A ROYAL Navy minehunter docked in Poole Quay for a brief visit.
HMS Cattistock, a 650-tonne Hunt Class warship adopted by the borough, invited residents on board for a tour on Saturday.
The ship made her first UK landfall in Poole after returning from a three-month NATO mission in the Mediterranean, travelling everywhere from Sicily to Gibraltar and Algeria.
She was open to visitors for three hours before sailing back to her home port, Portsmouth.
Commanding Officer, Lieutenant Commander Stephen Higham, said: “It’s incredibly important to have this bond with Poole.
“We are very proud of our Dorset links. When we are away, we do our best to advertise the beautiful county of Dorset.
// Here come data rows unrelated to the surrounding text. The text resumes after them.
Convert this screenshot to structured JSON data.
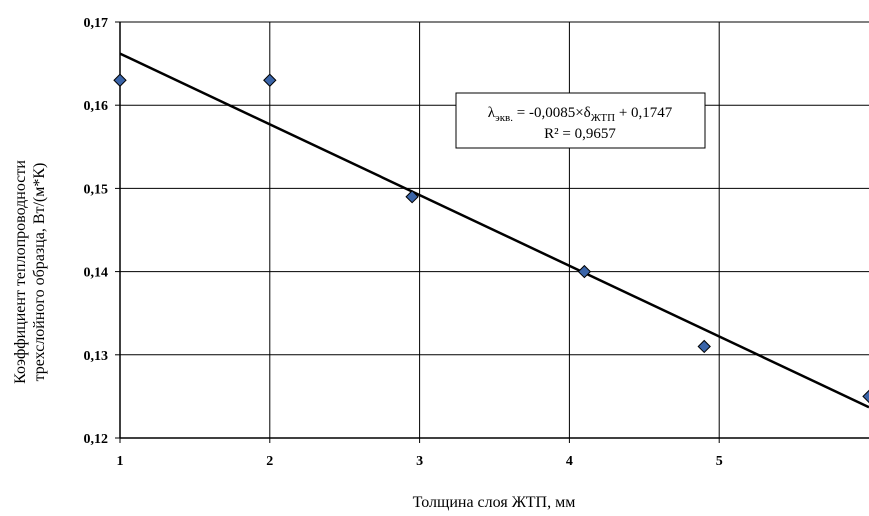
{
  "chart_data": {
    "type": "scatter",
    "title": "",
    "xlabel": "Толщина слоя ЖТП, мм",
    "ylabel_lines": [
      "Коэффициент теплопроводности",
      "трехслойного образца, Вт/(м*К)"
    ],
    "xlim": [
      1,
      6
    ],
    "ylim": [
      0.12,
      0.17
    ],
    "x_ticks": [
      1,
      2,
      3,
      4,
      5
    ],
    "x_tick_labels": [
      "1",
      "2",
      "3",
      "4",
      "5"
    ],
    "y_ticks": [
      0.12,
      0.13,
      0.14,
      0.15,
      0.16,
      0.17
    ],
    "y_tick_labels": [
      "0,12",
      "0,13",
      "0,14",
      "0,15",
      "0,16",
      "0,17"
    ],
    "grid": true,
    "series": [
      {
        "points": [
          {
            "x": 1.0,
            "y": 0.163
          },
          {
            "x": 2.0,
            "y": 0.163
          },
          {
            "x": 2.95,
            "y": 0.149
          },
          {
            "x": 4.1,
            "y": 0.14
          },
          {
            "x": 4.9,
            "y": 0.131
          },
          {
            "x": 6.0,
            "y": 0.125
          }
        ],
        "marker_color": "#3a64a8"
      }
    ],
    "trendline": {
      "slope": -0.0085,
      "intercept": 0.1747,
      "equation": {
        "lambda": "λ",
        "lambda_sub": "экв.",
        "middle": " = -0,0085×",
        "delta": "δ",
        "delta_sub": "ЖТП",
        "tail": " + 0,1747"
      },
      "r_squared": "R² = 0,9657"
    }
  }
}
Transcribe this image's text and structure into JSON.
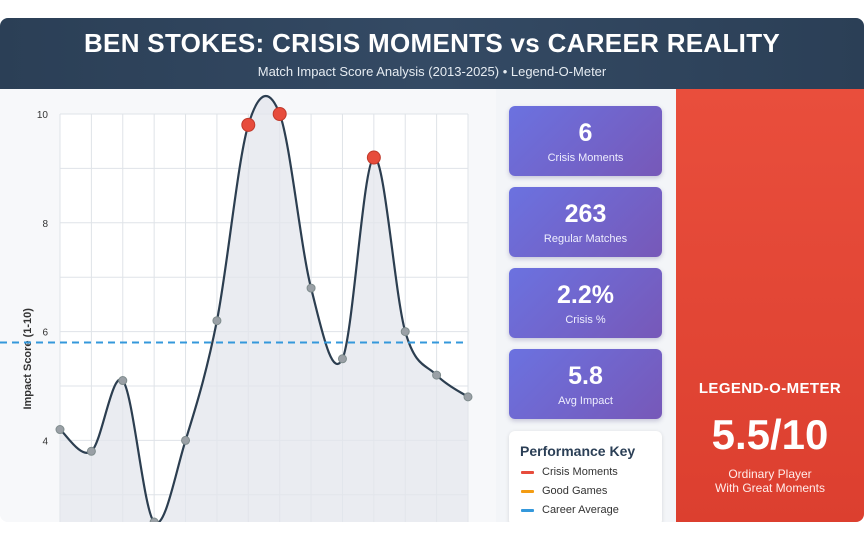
{
  "header": {
    "title": "BEN STOKES: CRISIS MOMENTS vs CAREER REALITY",
    "subtitle": "Match Impact Score Analysis (2013-2025) • Legend-O-Meter"
  },
  "stats": [
    {
      "value": "6",
      "label": "Crisis Moments"
    },
    {
      "value": "263",
      "label": "Regular Matches"
    },
    {
      "value": "2.2%",
      "label": "Crisis %"
    },
    {
      "value": "5.8",
      "label": "Avg Impact"
    }
  ],
  "key": {
    "title": "Performance Key",
    "items": [
      {
        "label": "Crisis Moments",
        "color": "#e74c3c"
      },
      {
        "label": "Good Games",
        "color": "#f39c12"
      },
      {
        "label": "Career Average",
        "color": "#3498db"
      }
    ]
  },
  "legend_o_meter": {
    "title": "LEGEND-O-METER",
    "score": "5.5/10",
    "line1": "Ordinary Player",
    "line2": "With Great Moments"
  },
  "colors": {
    "line": "#2c3e50",
    "fill": "#e3e6ec",
    "regular_point": "#9aa0a6",
    "crisis_point": "#e74c3c",
    "average_line": "#3498db"
  },
  "chart_data": {
    "type": "line",
    "ylabel": "Impact Score (1-10)",
    "xlabel": "",
    "ylim": [
      2.5,
      10
    ],
    "yticks": [
      4,
      6,
      8,
      10
    ],
    "x": [
      1,
      2,
      3,
      4,
      5,
      6,
      7,
      8,
      9,
      10,
      11,
      12,
      13,
      14
    ],
    "values": [
      4.2,
      3.8,
      5.1,
      2.5,
      4.0,
      6.2,
      9.8,
      10.0,
      6.8,
      5.5,
      9.2,
      6.0,
      5.2,
      4.8
    ],
    "crisis_indices": [
      6,
      7,
      10
    ],
    "average": 5.8,
    "grid": true
  }
}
We also regularly offer up Dorset products, including cheese and Dorset Knob biscuits.”
He said the people of Poole have shown a “humbling amount of support and commitment”.
Since February, the ship’s company has served in a number of operations and exercises, as well as providing force security.
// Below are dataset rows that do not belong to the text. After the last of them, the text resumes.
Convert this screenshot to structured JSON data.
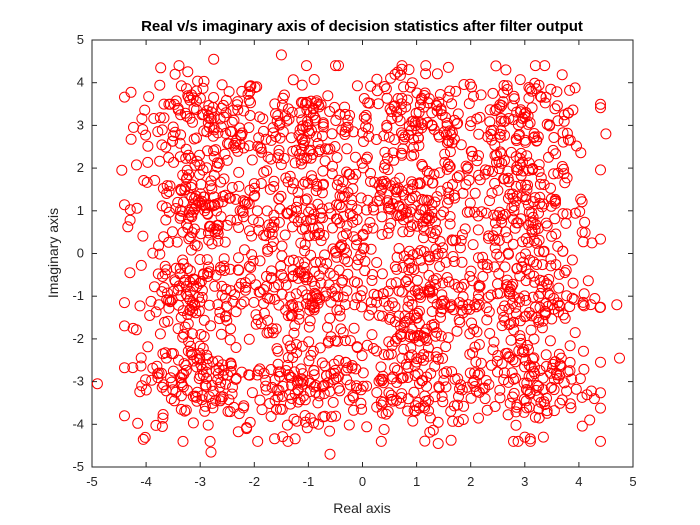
{
  "chart_data": {
    "type": "scatter",
    "title": "Real v/s imaginary axis of decision statistics after filter output",
    "xlabel": "Real axis",
    "ylabel": "Imaginary axis",
    "xlim": [
      -5,
      5
    ],
    "ylim": [
      -5,
      5
    ],
    "xticks": [
      -5,
      -4,
      -3,
      -2,
      -1,
      0,
      1,
      2,
      3,
      4,
      5
    ],
    "yticks": [
      -5,
      -4,
      -3,
      -2,
      -1,
      0,
      1,
      2,
      3,
      4,
      5
    ],
    "xtick_labels": [
      "-5",
      "-4",
      "-3",
      "-2",
      "-1",
      "0",
      "1",
      "2",
      "3",
      "4",
      "5"
    ],
    "ytick_labels": [
      "-5",
      "-4",
      "-3",
      "-2",
      "-1",
      "0",
      "1",
      "2",
      "3",
      "4",
      "5"
    ],
    "grid": false,
    "marker": "circle-open",
    "marker_color": "#ff0000",
    "constellation_centers": [
      [
        -3,
        3
      ],
      [
        -1,
        3
      ],
      [
        1,
        3
      ],
      [
        3,
        3
      ],
      [
        -3,
        1
      ],
      [
        -1,
        1
      ],
      [
        1,
        1
      ],
      [
        3,
        1
      ],
      [
        -3,
        -1
      ],
      [
        -1,
        -1
      ],
      [
        1,
        -1
      ],
      [
        3,
        -1
      ],
      [
        -3,
        -3
      ],
      [
        -1,
        -3
      ],
      [
        1,
        -3
      ],
      [
        3,
        -3
      ]
    ],
    "points_per_center": 140,
    "noise_std": 0.62,
    "outlier_points": [
      [
        -4.9,
        -3.05
      ],
      [
        -4.45,
        1.95
      ],
      [
        -4.4,
        -3.8
      ],
      [
        -4.3,
        -0.45
      ],
      [
        -2.75,
        4.55
      ],
      [
        -1.5,
        4.65
      ],
      [
        0.65,
        4.25
      ],
      [
        2.65,
        4.3
      ],
      [
        4.5,
        2.8
      ],
      [
        4.7,
        -1.2
      ],
      [
        4.75,
        -2.45
      ],
      [
        -0.6,
        -4.7
      ],
      [
        1.4,
        -4.45
      ],
      [
        -2.8,
        -4.65
      ],
      [
        3.0,
        -4.3
      ],
      [
        4.2,
        -3.9
      ]
    ]
  }
}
The crew took part in a major multinational mine hunting exercise off Spain with ships, submarines and aircraft from Spain, France and Turkey.
The exercise tested NATO forces against a variety of threats while fighting the battle to disarm mines.
Gunnery officer, Lieutenant Euan Martin, said: “We have a motto here – train fast, fight easy.
“We do as much training as we can so when a real situation happens, we’re prepared.”
Lt Cdr Higham said: “Seventy five per cent of the UK’s goods are imported by sea.
“It’s our job to make sure the seas are safe and protect the UK’s interests.”
He said the ship, constructed out of glass-reinforced plastic, has the “magnetic signature of a tin dinghy”, which protects it from certain types of mine.
HMS Cattistock normally patrols the Arab Gulf.